I kept my job (to pay the rent) and dutifully went to his office when called, even if it was at the end of the working day when everyone else had gone home (because, as I said, it was my job). As he leaned over my proposed draft of a cat food campaign, his arm brushed mine. Instinctively, I used the move I’d learned in every self-defense course I’d ever taken (don’t incessantly teach women self-defense if you don’t want them to use it). I pressed into him and elbowed upward toward his jaw as hard as I could. The blow knocked him against the wall. Except it wasn’t the wall, but bookshelves displaying his do-gooder awards, including the Addy the firm had won for a particularly successful dental hygiene campaign.
All I can figure, my initial shove wobbled the crystal obelisk. My second shove—more emphatic—impaled him against its pointy top. The make-shift dagger entered his back with the squishy noise of sections of sugar cane breaking: a fibrous, juicy sound. I hadn’t touched him, hadn’t touched the obelisk. He looked pretty dead to me, lying crumpled on the floor, but I didn’t check his pulse. I figured if he were alive and survived until the cleaning crew arrived, so be it. He would squeal on me, and I’d take my lumps. But if the Universe wanted him to die, I wasn’t going to involve myself in that.
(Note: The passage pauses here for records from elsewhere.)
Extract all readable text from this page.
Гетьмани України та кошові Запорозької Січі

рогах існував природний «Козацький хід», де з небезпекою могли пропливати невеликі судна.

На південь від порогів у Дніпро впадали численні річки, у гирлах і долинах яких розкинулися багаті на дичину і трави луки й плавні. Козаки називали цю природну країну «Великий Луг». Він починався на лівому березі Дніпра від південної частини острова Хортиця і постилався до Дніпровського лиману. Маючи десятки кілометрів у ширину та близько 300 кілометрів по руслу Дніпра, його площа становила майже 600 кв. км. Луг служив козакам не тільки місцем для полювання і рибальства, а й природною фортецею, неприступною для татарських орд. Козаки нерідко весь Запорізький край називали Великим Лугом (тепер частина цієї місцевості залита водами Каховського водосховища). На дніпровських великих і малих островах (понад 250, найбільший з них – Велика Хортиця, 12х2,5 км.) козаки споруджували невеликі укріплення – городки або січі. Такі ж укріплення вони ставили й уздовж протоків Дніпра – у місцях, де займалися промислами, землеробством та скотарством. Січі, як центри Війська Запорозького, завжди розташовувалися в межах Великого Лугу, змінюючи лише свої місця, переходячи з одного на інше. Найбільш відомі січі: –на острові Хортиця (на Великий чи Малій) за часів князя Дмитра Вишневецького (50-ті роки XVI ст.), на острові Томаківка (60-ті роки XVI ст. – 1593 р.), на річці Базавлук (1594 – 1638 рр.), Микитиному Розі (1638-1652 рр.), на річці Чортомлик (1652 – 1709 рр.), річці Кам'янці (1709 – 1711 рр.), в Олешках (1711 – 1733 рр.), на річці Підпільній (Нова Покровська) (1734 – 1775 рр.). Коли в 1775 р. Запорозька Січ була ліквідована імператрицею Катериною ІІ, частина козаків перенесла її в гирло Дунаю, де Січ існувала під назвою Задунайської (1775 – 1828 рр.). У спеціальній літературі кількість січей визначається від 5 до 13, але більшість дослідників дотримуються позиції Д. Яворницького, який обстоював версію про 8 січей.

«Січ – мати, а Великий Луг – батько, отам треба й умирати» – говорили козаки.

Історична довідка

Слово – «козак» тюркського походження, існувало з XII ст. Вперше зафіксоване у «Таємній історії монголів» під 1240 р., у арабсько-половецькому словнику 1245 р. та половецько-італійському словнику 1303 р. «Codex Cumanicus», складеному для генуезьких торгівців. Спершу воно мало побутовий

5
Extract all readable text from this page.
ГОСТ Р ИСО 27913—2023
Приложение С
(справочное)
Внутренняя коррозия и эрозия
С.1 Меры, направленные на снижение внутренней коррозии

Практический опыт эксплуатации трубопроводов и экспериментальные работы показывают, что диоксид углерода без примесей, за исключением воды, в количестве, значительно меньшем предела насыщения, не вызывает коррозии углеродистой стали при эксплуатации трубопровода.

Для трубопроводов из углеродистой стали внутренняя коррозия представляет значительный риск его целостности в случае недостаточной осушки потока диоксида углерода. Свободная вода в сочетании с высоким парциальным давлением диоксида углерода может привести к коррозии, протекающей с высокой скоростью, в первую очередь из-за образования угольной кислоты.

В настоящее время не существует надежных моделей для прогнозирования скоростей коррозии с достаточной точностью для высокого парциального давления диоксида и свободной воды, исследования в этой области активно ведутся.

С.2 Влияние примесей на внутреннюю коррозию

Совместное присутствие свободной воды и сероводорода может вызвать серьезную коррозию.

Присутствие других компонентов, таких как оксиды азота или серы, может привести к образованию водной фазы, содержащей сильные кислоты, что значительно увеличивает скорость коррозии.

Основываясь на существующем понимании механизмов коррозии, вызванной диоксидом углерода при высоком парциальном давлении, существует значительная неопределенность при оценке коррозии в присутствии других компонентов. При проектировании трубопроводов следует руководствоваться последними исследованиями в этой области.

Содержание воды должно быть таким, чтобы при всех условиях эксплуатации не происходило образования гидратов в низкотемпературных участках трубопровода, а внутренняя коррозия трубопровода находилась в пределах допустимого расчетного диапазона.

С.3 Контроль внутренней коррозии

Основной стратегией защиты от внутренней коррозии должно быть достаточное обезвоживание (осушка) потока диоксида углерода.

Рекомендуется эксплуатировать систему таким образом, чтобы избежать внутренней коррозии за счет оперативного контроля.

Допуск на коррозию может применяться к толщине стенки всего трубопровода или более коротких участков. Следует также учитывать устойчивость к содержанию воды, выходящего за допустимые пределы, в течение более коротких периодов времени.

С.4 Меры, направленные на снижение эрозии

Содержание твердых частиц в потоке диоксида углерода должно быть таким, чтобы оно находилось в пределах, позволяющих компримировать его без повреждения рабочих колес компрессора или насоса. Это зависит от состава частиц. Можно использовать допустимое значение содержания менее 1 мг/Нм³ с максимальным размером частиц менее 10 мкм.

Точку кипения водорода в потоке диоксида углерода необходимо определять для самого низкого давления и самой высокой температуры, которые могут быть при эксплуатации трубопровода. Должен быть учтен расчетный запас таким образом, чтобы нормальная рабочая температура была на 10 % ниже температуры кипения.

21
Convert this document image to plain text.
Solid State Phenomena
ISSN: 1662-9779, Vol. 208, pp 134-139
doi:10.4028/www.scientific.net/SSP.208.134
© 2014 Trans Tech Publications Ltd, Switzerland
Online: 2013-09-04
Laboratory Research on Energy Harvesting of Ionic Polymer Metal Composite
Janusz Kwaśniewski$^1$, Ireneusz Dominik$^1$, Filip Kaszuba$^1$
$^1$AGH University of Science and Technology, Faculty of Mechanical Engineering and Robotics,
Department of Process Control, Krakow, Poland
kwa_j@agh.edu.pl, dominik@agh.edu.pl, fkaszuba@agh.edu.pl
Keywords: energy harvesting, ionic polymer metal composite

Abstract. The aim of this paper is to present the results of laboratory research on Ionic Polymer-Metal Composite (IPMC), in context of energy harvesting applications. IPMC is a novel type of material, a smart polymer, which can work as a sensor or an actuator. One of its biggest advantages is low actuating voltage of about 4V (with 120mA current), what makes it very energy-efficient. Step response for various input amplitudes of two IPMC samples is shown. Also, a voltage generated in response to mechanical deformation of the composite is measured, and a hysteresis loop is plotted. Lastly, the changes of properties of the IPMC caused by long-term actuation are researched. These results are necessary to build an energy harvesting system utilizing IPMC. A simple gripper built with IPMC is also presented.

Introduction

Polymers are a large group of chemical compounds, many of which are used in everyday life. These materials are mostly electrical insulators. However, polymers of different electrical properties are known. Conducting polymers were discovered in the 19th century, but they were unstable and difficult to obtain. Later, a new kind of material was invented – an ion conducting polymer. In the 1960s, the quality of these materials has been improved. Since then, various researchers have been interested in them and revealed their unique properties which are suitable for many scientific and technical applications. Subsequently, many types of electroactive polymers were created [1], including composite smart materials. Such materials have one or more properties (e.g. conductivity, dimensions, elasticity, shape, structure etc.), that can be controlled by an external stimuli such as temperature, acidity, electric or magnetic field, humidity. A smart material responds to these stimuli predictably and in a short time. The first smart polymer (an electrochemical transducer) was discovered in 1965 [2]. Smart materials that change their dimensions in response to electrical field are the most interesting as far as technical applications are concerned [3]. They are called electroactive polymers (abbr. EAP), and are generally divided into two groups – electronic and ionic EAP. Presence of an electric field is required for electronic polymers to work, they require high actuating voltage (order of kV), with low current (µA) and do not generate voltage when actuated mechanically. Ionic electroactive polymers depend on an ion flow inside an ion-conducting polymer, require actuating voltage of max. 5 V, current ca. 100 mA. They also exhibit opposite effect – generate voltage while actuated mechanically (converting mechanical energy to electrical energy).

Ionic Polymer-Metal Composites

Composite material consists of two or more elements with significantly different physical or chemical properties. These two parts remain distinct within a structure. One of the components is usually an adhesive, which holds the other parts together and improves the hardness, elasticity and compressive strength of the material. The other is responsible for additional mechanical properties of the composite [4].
I left for the evening and kept my mouth shut during the hysteria that followed when the terrified partners believed their jealous advertising competitors were out to kill them, ala “Murder, She Wrote.”
These are the three gifts I inherited from the women standing at the bottom of the sweeping staircase.
From Tip-Top in her scratchy jacket belted with a length of frayed rope: a respect for the need to kill.
From Bigmama in her white-collared, flat-chested black dress: imagination without morals.
From Elfy in her girlish hoop skirt with its crinoline petticoat and green daisies: level-headed selfishness.
Three women, all living in the wilds of the new American southwest called Mississippi and all dead on the same Wednesday in 1883.
Gems, everyone of them.
Yet, the sanctimonious St. Claude expects me to pick only one. To choose between these priceless women to journey up the stairs to save and/or confront the Dauphine.
To hell with that.
Until you provide me with evidence the world fights fair with women, I’m not following any man’s made-up rules.
“I’m taking all three women with me,” I said to the quietly listening castle.